Дойл вытер со лба пот и посмотрел на часы.
– Разве тебе не нужно сейчас быть в школе? – спросил он. – Я не хочу вляпаться в какое-нибудь дерьмо со школьным надзирателем. – И вообще, сейчас еще есть школьные надзиратели?
Пацан пожал плечами.
– Ты же хочешь, чтобы я работал, да? – спросил он. Стоя перед ним и комкая бумажный пакет, он казался таким неуверенным и безобидным, что Дойлу неожиданно стало его жалко.
– Ты прогулял урок? Не волнуйся, мне ты можешь сказать.
– Только историю, – ответил Гарольд. – Мне по-любому поставят тройку с минусом, не важно, учу я или нет, и потом, все равно это полная туфта.
– Тебе не нравится история? – спросил Дойл.
Пацан помотал головой.
– Она скучная, – сказал он. – Наша училка из этих хиппи. Меня достало слушать, как плохие мертвые белые парни мучили индейцев, рабов и всех остальных, – как будто другие мертвые парни ничего плохого не делали. Херня это все. Я и так знаю, что все плохие. И зачем ради этого ходить в школу? – Пацан замолчал. – Слушай, так ты хочешь, чтобы я делал эту херову работу, или как?
– Да, я хочу, чтобы ты делал эту херову работу.
– Ладно, – сказал пацан.
Он поставил свой бумажный пакет, и Дойл показал ему площадку, объясняя, что необходимо починить у каждой лунки, чтобы туда можно было забить мяч. На полпути где-то между сахарным заводом и гигантским кальмаром Гарольд вытянул из рукава пачку «Мальборо» и закурил.
Дойл выдернул сигарету у него изо рта и втоптал ее в ракушечную дорожку.
– На работе курить нельзя, – сказал он. – Это плохо сказывается на легких.
Гарольд отпрыгнул, сжав кулаки.
– Не вздумай сделать это снова, мудак! – выкрикнул он.
Дойл подскочил к нему и обхватил за плечо. Гарольд попытался вывернуться.
– Отстань, педик! – Но Дойл держал крепко.

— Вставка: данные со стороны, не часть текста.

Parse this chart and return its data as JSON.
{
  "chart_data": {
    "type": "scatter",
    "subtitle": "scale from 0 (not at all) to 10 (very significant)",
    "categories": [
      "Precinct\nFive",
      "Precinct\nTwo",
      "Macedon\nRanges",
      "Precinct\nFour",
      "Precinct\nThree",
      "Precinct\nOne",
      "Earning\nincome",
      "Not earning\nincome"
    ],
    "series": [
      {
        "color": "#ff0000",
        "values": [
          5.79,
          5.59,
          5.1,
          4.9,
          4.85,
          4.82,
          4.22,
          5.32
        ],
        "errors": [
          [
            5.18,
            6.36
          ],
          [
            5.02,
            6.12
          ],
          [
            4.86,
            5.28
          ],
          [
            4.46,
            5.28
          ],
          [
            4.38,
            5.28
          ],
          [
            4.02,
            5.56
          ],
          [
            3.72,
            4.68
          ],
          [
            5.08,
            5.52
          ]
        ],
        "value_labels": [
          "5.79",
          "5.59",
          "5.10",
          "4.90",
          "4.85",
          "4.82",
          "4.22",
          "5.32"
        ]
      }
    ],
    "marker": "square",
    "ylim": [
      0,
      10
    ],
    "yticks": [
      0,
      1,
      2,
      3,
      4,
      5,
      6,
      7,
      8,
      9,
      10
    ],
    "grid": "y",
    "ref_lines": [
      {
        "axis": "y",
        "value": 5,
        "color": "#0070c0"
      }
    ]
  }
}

– Ты мне нравишься, Гарольд, правда нравишься. – Дойл постарался придать голосу отеческий тон. Удивленный Гарольд сразу затих. Дойл подумал, что наверняка никто раньше ему такого не говорил. – Сейчас я скажу, почему ты мне нравишься, – продолжал Дойл тем же тоном. – В тебе есть искра, этого нельзя отрицать, ты настоящий предприниматель. Черт, твоя мать сказала, что и видеоаппаратура, и порнофильмы в твоей комнате куплены на твои собственные деньги, это правда?
Гарольд утвердительно замычал. Дойл снял руку с его плеча, и пацан спокойно зашагал рядом с ним.
– Позволь задать один вопрос, – спросил Дойл. – Сколько ты зарабатывал, продавая пиво на пляже?
Пацан ухмыльнулся.
– Чертову тучу, – сказал он. – Иногда эти яппи из Вашингтона так сильно хотели пива, что платили шесть, даже семь баксов за долбаную бутылку вонючего «Нэшнл Богемиан», которое можно купить в «Долларе Мела» по три девяносто девять за ящик.
– Превосходно, – сказал Дойл. – Но за это ты чуть не сел на три года. Вот что я предлагаю – ты поработаешь у меня на площадке. Это значит, что мы ее починим и к июню откроем, а к концу лета я кроме зарплаты буду платить тебе процент от прибыли.
Гарольд задумался.
– Сколько процентов от прибыли?
– Два с половиной, – ответил Дойл первое, что пришло в голову. Он прекрасно знал, что скорее всего площадка не принесет никакой прибыли и в это лето, и в следующее, и, наверное, в следующее за ним тоже.